Derzeit ist das Projekt in der Konzeptionsphase, greift dabei aber bereits auf umfassende Erfahrungen von hema zurück. Das Unternehmen hat bereits zahlreiche Systeme entwickelt, die mehrere System-on-Modules für die optimierte Signaldatenverarbeitung in Multikamera- und Multisensor-Systemen kombinieren. Sie kommen in professionellen Serienprodukten zum Einsatz, unter anderem in der Defense-Branche, wo hohe Ansprüche an Zuverlässigkeit und Latenz gestellt werden.
Der Fokus der Aktivitäten liegt derzeit auf der Entwicklung eines Hardware-Konzepts, bei dem FPGA-Module und GPU-Module integriert sind, sowie auf der dafür notwendigen Konfiguration von Schnittstellen, auf der Optimierung der internen Signalverarbeitung und auf der effizienten Datenverteilung. Parallel wird die nötige Software entwickelt, besonders auch im Hinblick auf die Optimierung von Speicherbedarf und Rechenleistung für den Einsatz in einem Embedded-System.
Das Projekt soll zeigen, dass eine Kombination von FPGA- und GPU-basierten Recheneinheiten in einem Elektronikdesign die Effizienz der Datenverarbeitung steigert und eine sinnvolle Nutzung der jeweiligen Vorteile ermöglicht. Gleichzeitig zeichnen sich solche Embedded-Vision-Systeme durch Energieeffizienz und kompaktes Design aus. In Verbindung mit modularem Design von Hardware und Software sowie umfassender Skalierbarkeit durch die Integration verschiedener System-on-Modules mit FPGAs und GPUs ergeben sich darüber hinaus kürzere Entwicklungszeiten bis zur Serienreife sowie Kostenvorteile für den gesamten Lebenszyklus der Projekte.

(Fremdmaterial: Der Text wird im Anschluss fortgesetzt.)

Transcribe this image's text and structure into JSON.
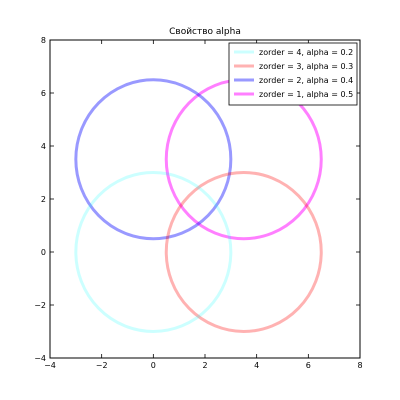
{
  "chart_data": {
    "type": "line",
    "title": "Свойство alpha",
    "xlabel": "",
    "ylabel": "",
    "xlim": [
      -4,
      8
    ],
    "ylim": [
      -4,
      8
    ],
    "xticks": [
      -4,
      -2,
      0,
      2,
      4,
      6,
      8
    ],
    "yticks": [
      -4,
      -2,
      0,
      2,
      4,
      6,
      8
    ],
    "xtick_labels": [
      "−4",
      "−2",
      "0",
      "2",
      "4",
      "6",
      "8"
    ],
    "ytick_labels": [
      "−4",
      "−2",
      "0",
      "2",
      "4",
      "6",
      "8"
    ],
    "grid": false,
    "legend_position": "top-right",
    "series": [
      {
        "name": "zorder = 4, alpha = 0.2",
        "shape": "circle",
        "center": [
          0,
          0
        ],
        "radius": 3,
        "color": "#00ffff",
        "alpha": 0.2
      },
      {
        "name": "zorder = 3, alpha = 0.3",
        "shape": "circle",
        "center": [
          3.5,
          0
        ],
        "radius": 3,
        "color": "#ff0000",
        "alpha": 0.3
      },
      {
        "name": "zorder = 2, alpha = 0.4",
        "shape": "circle",
        "center": [
          0,
          3.5
        ],
        "radius": 3,
        "color": "#0000ff",
        "alpha": 0.4
      },
      {
        "name": "zorder = 1, alpha = 0.5",
        "shape": "circle",
        "center": [
          3.5,
          3.5
        ],
        "radius": 3,
        "color": "#ff00ff",
        "alpha": 0.5
      }
    ]
  }
}
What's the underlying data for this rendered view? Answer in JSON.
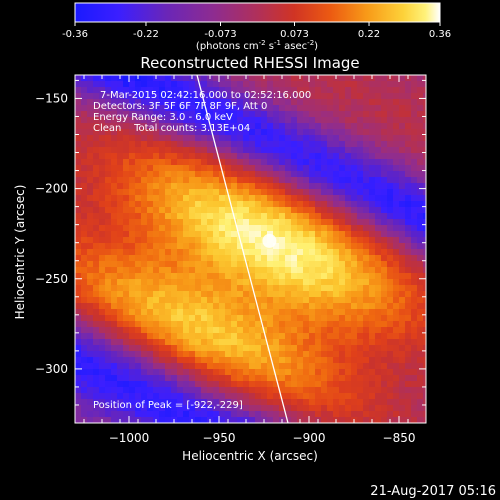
{
  "colorbar": {
    "min": -0.36,
    "max": 0.36,
    "ticks": [
      "-0.36",
      "-0.22",
      "-0.073",
      "0.073",
      "0.22",
      "0.36"
    ],
    "tick_values": [
      -0.36,
      -0.22,
      -0.073,
      0.073,
      0.22,
      0.36
    ],
    "unit_label_prefix": "(photons cm",
    "unit_label_exp1": "-2",
    "unit_label_mid": " s",
    "unit_label_exp2": "-1",
    "unit_label_mid2": " asec",
    "unit_label_exp3": "-2",
    "unit_label_suffix": ")",
    "palette_name": "rhessi-blue-purple-red-yellow-white",
    "palette": [
      "#1a1aff",
      "#3b1fff",
      "#5a22cc",
      "#7a2aa8",
      "#982e84",
      "#b0305a",
      "#c8322e",
      "#e0401a",
      "#f06a10",
      "#f89a18",
      "#fcc830",
      "#fff070",
      "#ffffff"
    ]
  },
  "chart_data": {
    "type": "heatmap",
    "title": "Reconstructed RHESSI Image",
    "xlabel": "Heliocentric X (arcsec)",
    "ylabel": "Heliocentric Y (arcsec)",
    "xlim": [
      -1030,
      -835
    ],
    "ylim": [
      -330,
      -137
    ],
    "x_ticks": [
      -1000,
      -950,
      -900,
      -850
    ],
    "y_ticks": [
      -150,
      -200,
      -250,
      -300
    ],
    "x_tick_labels": [
      "−1000",
      "−950",
      "−900",
      "−850"
    ],
    "y_tick_labels": [
      "−150",
      "−200",
      "−250",
      "−300"
    ],
    "grid": false,
    "peak": [
      -922,
      -229
    ],
    "annotations": {
      "time_range": "7-Mar-2015 02:42:16.000 to 02:52:16.000",
      "detectors": "Detectors: 3F 5F 6F 7F 8F 9F, Att 0",
      "energy": "Energy Range: 3.0 - 6.0 keV",
      "clean": "Clean    Total counts: 3.13E+04",
      "peak_position": "Position of Peak = [-922,-229]"
    }
  },
  "footer": {
    "timestamp": "21-Aug-2017 05:16"
  }
}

Während die Erkennung von Personen und Objekten einerseits ein häufiger Use-Case für solche Elektroniken ist, soll die Technologie generell auch auf andere Anwendungen übertragbar sein, in denen Echtzeit-Anforderungen, geringe Latenz und der Einsatz von KI-Modellen möglich und gefragt sind.